Famously described like being thrown out of the back of a plane in mid-flight, launching a full race specification World Rallycross Supercar from a standing start is not for the faint hearted. If you’ve ever wondered how it’s done, then read on.
But first the science bit. Kinda. In current season trim, the formerly modest family hatchbacks - which provide the base for all of the World RX cars on the 2018 grid – are specially built to accelerate from 0-60mph in less than 1.9 seconds. That’s quicker than a Formula One car, and pretty much any other competition machinery you can think of. Save perhaps a top fuel dragster; whose nitro-methane fed engine needs to be pulled apart after each 5-second quarter-mile sprint.
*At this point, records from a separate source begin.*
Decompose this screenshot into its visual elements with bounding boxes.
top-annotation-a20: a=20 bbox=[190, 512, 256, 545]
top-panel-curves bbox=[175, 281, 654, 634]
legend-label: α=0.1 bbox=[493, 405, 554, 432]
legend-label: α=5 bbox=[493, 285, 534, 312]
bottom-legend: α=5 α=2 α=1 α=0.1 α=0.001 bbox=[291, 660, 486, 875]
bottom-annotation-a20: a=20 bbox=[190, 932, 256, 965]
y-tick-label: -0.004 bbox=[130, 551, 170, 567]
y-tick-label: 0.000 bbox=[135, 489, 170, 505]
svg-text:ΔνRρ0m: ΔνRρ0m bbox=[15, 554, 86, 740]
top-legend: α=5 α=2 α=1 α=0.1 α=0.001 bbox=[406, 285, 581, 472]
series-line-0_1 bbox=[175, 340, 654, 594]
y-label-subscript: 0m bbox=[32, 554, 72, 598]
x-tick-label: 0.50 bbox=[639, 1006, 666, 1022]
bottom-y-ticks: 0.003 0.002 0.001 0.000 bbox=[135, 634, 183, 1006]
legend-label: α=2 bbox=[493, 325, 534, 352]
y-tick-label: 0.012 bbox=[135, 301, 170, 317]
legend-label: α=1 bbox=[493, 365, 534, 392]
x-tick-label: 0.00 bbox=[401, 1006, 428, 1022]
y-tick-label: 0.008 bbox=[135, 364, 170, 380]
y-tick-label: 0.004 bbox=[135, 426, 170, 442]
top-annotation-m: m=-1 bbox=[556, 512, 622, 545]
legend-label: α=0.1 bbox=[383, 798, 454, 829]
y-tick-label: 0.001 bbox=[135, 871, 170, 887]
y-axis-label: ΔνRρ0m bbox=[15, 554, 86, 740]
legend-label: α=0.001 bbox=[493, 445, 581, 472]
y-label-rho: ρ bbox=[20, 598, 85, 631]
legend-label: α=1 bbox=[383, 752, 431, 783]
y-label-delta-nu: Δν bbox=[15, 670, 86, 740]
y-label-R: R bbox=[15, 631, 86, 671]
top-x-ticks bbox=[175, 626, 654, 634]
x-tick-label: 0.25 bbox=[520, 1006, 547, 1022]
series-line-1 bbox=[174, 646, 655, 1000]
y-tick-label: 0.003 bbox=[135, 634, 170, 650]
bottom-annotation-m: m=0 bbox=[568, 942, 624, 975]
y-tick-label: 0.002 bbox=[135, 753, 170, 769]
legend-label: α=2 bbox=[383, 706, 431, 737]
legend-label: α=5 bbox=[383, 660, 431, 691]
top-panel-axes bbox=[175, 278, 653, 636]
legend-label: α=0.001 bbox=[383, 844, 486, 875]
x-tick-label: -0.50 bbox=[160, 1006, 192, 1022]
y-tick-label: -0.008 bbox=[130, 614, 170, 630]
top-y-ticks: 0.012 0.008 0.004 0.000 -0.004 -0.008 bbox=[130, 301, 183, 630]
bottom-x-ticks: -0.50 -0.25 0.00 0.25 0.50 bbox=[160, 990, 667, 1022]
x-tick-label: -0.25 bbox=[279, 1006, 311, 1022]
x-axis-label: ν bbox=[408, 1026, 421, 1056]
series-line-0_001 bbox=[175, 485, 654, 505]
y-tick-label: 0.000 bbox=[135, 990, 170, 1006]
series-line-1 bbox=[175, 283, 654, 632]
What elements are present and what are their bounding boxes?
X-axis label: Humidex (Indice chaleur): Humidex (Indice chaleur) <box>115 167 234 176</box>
And this is the main conundrum with World Rallycross Supercar machinery; it needs to accelerate unbelievably fast, maintain blistering top speeds, but also endure a full weekend’s worth of mechanical abuse - including practice, qualifying, and final races – on a mixture of unrelentingly harsh surfaces; crucially all without needing a total nut-and-bolt overhaul after each time the engine is shut down.
PART TANK PART RACECAR
An uneasy mix between a rally, sprint, circuit, and stock hatch; a modern World RX car is a unique piece of machinery. The competing teams that field them are locked in a never-ending turbocharged arms race to be the fastest off the line, the best through the dirt sections, the most controlled off the jumps, and most precise on the asphalt sections.